Here is the latest column from Gibbs:

http://www.forbes.com/sites/markgibbs/2013/05/30/rossis-a-fraud-no-hes-not-yes-he-is-no-he-isnt/


This is pretty good, but it includes a profound misunderstanding of the
scientific method. Gibbs quoted someone and wrote:

Cold fusion has no definitive theory – as yet, but the experimental
evidence is overwhelming: anomalous heat and transmutations can occur
within metallic-hydrides systems contained in small cells that sit on a
table-top

Unfortunately that’s not a sound argument … in fact, it’s not really an
argument at all; it merely hand waves away the science.

That is completely wrong. In experimental science you never need to explain
how something works in order to confirm it is real. You just need to
replicate it and show there is no error in the instruments or techniques.
This is *not* hand waving. If it were, no one would accept that high
temperature superconductivity exists.

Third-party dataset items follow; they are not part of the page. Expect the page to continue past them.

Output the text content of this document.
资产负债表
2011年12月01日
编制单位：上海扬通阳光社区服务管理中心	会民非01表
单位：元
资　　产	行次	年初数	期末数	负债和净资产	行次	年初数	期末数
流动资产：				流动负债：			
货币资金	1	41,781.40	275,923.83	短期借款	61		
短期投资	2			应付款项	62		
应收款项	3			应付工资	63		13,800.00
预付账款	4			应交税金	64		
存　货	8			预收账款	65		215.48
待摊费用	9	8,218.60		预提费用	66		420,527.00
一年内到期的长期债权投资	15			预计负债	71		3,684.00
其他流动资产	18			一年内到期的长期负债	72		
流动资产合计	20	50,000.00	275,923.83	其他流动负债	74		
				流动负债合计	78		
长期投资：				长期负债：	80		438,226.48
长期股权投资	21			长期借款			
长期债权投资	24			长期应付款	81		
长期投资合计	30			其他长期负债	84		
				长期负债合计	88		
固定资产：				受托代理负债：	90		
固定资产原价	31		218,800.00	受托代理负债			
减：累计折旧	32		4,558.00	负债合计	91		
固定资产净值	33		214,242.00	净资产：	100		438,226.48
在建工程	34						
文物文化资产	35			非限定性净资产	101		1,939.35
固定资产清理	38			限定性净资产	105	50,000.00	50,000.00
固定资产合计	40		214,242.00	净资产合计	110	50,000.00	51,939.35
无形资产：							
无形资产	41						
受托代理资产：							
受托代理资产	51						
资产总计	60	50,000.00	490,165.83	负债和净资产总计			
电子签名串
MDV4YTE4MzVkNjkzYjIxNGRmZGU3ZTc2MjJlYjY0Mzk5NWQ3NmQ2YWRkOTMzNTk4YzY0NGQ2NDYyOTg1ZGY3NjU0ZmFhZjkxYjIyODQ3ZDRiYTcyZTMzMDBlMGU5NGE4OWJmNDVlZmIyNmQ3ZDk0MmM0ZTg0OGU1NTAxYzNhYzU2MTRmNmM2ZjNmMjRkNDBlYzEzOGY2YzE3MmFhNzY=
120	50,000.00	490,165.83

Before 1952, no one would have
believed that cells reproduce, and before 1939, no one would have believed
that the sun is undergoing a nuclear reaction.

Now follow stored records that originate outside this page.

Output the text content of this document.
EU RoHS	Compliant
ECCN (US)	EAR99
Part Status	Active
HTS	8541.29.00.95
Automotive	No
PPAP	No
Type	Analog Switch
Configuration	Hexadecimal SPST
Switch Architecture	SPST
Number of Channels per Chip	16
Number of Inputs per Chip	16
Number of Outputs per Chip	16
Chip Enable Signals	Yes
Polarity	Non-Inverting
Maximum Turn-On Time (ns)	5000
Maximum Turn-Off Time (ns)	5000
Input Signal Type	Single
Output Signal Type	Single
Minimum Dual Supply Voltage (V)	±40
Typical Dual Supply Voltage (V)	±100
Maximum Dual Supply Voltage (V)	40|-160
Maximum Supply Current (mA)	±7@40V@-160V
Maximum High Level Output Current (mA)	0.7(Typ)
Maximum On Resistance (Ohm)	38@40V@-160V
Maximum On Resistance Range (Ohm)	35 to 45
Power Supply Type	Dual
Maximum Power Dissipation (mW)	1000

In science, nearly all discoveries begin when researchers first detect and
then confirm an anomaly. That is, something that cannot be explained by
theory. A theory is then developed or modified to explain the anomaly. You
can never reject an anomaly because it seems to violate theory. When theory
and replicated experiments conflict, the experiments always win, theory
always loses. If we abandon this rule, or if we call it "hand waving" as
Gibbs does here, progress in science will come to a halt.